The case, in stainless steel, measures 43mm. It has an AR-coated sapphire crystal and is water resistant to 100 meters.

Movement is the Swiss automatic ETA caliber Valjoux 7750 with 25 jewels.

Friday, March 5, 2010

Corum Sold back To Corum SA


As of this Past October 2009, Corum was Sold back to Corum SA. Corum SA, much like Rolex is a trust. The Wunderman family who brought this iconic brand to the forefront and made it relevant, have now decided to move on. Michael Wunderman, son of legend Severan Wunderman is enjoying retirement, while cousin Johnny Wizman, has decided to focus on the ladies market and bought the distribution for the US market for Bedat & CO. There is no doubt in my mind that he will make this brand successful, because of his incredible work ethic, passion and determination and it helps he has a watch war Veteran like Agnes Campanile who has been with every watch company under the sun and is one of the most respected people in the watch industry. Even though this family has endured hard times, they have been able to overcome the odds and rise above the bullshit with their integrity in check and money in the bank.

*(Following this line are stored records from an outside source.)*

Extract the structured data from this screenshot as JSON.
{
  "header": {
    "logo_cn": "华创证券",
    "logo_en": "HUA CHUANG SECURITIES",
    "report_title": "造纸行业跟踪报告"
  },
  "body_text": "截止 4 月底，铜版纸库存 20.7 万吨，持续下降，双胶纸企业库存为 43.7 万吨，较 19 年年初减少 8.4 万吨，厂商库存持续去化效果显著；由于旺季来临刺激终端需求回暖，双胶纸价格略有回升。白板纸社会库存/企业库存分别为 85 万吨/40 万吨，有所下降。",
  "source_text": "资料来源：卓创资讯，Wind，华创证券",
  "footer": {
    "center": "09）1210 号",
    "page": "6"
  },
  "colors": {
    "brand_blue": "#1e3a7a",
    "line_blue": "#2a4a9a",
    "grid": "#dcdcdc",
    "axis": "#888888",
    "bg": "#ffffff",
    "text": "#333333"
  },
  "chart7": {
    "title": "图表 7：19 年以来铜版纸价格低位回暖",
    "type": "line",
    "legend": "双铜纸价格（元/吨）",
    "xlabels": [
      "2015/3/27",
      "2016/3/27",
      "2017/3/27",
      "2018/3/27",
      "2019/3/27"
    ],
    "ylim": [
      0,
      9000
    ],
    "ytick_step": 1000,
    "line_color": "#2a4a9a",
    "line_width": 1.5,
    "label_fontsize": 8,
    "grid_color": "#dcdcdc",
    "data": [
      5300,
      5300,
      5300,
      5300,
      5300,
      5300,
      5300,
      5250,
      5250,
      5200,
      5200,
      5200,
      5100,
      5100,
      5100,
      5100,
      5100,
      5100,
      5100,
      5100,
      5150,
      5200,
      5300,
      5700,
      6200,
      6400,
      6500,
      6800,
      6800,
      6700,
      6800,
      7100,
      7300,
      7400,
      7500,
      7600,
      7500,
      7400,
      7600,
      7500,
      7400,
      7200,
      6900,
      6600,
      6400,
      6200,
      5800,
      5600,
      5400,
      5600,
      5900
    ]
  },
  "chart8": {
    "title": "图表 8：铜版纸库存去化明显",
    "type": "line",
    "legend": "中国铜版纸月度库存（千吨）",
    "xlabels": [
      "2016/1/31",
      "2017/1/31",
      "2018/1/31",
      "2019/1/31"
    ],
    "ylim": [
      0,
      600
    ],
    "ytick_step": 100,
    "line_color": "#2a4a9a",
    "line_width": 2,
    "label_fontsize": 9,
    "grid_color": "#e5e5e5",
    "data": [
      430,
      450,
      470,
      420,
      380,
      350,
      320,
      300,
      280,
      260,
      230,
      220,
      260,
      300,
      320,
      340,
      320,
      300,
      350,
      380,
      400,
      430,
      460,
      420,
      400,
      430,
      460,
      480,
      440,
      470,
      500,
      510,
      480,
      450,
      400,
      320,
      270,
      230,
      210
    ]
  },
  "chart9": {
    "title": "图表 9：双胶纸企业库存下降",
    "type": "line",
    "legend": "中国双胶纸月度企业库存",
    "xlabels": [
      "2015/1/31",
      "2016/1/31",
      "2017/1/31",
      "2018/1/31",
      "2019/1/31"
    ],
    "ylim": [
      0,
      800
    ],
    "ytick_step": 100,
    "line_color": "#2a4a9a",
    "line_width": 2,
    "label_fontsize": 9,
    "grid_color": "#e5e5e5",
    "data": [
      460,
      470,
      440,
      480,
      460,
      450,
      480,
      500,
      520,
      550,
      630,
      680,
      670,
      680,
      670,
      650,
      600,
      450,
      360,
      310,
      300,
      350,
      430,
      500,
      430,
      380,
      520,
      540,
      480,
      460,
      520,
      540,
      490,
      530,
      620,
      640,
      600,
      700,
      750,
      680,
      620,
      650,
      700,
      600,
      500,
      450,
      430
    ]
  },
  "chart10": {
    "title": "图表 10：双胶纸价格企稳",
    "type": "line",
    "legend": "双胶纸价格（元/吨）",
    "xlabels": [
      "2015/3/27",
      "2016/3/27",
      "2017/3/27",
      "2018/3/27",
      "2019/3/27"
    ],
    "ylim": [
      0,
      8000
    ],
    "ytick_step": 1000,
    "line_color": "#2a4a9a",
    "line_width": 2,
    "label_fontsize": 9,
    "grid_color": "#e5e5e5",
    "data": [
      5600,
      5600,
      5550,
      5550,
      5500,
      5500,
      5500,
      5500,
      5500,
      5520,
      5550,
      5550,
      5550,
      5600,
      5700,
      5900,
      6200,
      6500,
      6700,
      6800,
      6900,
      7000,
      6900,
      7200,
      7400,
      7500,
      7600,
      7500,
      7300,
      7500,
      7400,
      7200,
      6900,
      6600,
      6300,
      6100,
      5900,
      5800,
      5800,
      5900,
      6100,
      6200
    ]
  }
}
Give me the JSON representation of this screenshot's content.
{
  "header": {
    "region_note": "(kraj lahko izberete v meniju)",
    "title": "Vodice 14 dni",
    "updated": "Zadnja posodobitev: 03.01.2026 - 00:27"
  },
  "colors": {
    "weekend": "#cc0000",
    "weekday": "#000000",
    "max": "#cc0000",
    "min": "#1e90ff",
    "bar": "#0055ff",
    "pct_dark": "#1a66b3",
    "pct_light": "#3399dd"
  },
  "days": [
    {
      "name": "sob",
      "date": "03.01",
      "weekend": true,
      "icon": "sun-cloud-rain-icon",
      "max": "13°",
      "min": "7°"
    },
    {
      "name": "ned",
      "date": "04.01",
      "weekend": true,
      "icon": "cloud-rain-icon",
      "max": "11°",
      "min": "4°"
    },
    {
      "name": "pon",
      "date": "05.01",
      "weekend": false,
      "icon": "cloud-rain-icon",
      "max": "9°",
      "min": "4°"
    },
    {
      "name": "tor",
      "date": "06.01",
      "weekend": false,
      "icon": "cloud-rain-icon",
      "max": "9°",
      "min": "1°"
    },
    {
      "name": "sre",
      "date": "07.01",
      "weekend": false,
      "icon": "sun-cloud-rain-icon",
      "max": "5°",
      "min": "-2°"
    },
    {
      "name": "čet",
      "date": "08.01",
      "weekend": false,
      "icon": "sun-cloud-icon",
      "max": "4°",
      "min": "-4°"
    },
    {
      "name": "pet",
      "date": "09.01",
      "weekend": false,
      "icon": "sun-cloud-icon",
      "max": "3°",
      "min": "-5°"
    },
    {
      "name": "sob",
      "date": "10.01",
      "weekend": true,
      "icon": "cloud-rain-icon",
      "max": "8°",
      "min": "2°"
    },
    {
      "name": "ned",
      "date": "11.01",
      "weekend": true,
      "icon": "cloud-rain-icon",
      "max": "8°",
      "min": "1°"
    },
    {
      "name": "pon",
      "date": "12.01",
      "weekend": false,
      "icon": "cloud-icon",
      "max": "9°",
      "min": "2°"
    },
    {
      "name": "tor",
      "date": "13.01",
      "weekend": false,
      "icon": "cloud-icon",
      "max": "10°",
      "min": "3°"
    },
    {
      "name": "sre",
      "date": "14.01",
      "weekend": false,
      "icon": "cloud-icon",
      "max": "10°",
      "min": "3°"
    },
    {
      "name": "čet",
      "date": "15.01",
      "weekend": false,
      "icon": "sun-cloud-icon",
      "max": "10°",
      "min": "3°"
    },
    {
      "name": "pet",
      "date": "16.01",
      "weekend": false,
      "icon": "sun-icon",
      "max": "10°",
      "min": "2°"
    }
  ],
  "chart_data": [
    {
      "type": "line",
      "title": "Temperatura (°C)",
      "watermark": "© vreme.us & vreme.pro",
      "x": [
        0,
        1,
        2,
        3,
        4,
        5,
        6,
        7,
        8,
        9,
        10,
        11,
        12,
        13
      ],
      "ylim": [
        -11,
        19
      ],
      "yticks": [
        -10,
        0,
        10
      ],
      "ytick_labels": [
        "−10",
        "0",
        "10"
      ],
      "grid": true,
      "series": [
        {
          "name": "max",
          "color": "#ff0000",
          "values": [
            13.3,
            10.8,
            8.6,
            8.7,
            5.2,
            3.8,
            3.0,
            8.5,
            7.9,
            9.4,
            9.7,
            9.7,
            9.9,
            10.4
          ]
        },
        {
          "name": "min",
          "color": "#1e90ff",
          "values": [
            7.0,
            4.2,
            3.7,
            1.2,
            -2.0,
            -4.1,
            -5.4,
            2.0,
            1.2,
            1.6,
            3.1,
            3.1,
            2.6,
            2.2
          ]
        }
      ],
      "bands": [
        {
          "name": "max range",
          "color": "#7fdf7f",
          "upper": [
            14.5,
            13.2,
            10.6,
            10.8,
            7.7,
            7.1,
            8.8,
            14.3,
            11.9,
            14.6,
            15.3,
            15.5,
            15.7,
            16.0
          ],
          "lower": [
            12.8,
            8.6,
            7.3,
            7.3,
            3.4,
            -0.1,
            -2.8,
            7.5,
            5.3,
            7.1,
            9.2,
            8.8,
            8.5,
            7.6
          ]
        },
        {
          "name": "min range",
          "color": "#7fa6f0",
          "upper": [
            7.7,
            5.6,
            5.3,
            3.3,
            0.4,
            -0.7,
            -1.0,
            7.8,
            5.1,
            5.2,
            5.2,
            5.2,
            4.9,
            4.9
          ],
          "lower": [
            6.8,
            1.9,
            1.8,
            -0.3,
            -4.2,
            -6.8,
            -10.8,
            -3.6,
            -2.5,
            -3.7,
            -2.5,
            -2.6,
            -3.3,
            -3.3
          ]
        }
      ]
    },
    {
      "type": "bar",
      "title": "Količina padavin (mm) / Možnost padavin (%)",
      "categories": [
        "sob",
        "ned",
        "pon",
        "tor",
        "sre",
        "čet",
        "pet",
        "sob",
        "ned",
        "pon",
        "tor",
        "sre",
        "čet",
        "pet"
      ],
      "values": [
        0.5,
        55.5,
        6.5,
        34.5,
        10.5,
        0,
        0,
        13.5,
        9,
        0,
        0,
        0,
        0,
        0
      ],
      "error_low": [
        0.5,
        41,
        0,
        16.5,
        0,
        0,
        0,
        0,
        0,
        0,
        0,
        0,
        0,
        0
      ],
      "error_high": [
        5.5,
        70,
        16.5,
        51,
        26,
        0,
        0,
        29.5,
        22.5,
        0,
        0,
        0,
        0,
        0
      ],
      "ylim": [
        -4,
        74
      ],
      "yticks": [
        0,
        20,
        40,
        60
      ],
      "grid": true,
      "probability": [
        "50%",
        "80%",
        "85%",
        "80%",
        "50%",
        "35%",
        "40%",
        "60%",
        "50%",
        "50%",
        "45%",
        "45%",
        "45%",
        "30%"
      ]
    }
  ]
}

How Convenient, Jean Marc Bories Calls it Quits With Breguet right before Basel 2010?


In breaking News, according to a reliable source, Jean Marc Bories Breguet President for North Amwerica, who In my opinion is the Napoleon of the Watch industry, has decided to call it quits with famed watch manufacturer Breguet after 10 years with the Swatch Group. Bories led Breguet to a triumphant pinnacle with arrogance and disconnection at the same time. This must be a huge blow to the Evil Empire of Swatch, because he projected the image of Breguet in every way and had a crucial role putting this brand back on the map in the US with Nicholas Hayek's vision. What a douche? He couldn't even wait till after Basel?

So what's next for the Frenchman? Well, according to the same source, he plans to pack up the family, move to England and work for the Renault F1 Team. I guess watches and cars are one in the same. He will probably bring value to whatever he does, I guess he got sick of making $150,000 a year. At some point you need to be compensated, but then again look who the employer was? As much as I am not the biggest Jean Marc Bories fan because of his rude arrogant nature, I wish him and his family only the best of luck in the UK.

Tuesday, March 2, 2010

Hamilton goes JLC for Basel 2010 , for under $2500!


As I have eluded to before, it appears that all the low end watch brands lately are trying to emulate the high end brands and vise versa to some degree. Much is the the case with Hamilton for this years Basel Fair 2010, where they are launching the Khaki X-Landing. This watch is kind of reminiscent of the JLC Extreme world chrono from the overall design aesthetic and even though it's technically not an in house movement, it kind of is because Swatch Group owns ETA and Hamilton, and the best part is that it's under $2,500 ,which is an absolute bargain! The problem these days is that all the high end brands are making these kind of extreme watches and unless they are highly limited, their value plummets dramatically as soon as you buy it, so it makes sense to buy watches like the new Hamilton Khaki X-Landing because at least you won't get butt raped in the process. Here are the details of the watch.


The case, in stainless steel grey PVD, measures 44mm. It has a sapphire crystal and is water resistant to 100 meters.

Movement is the Swiss automatic ETA caliber 7754 with GMT complication. Dials can be had in black or grey, with a bracelet or leather strap.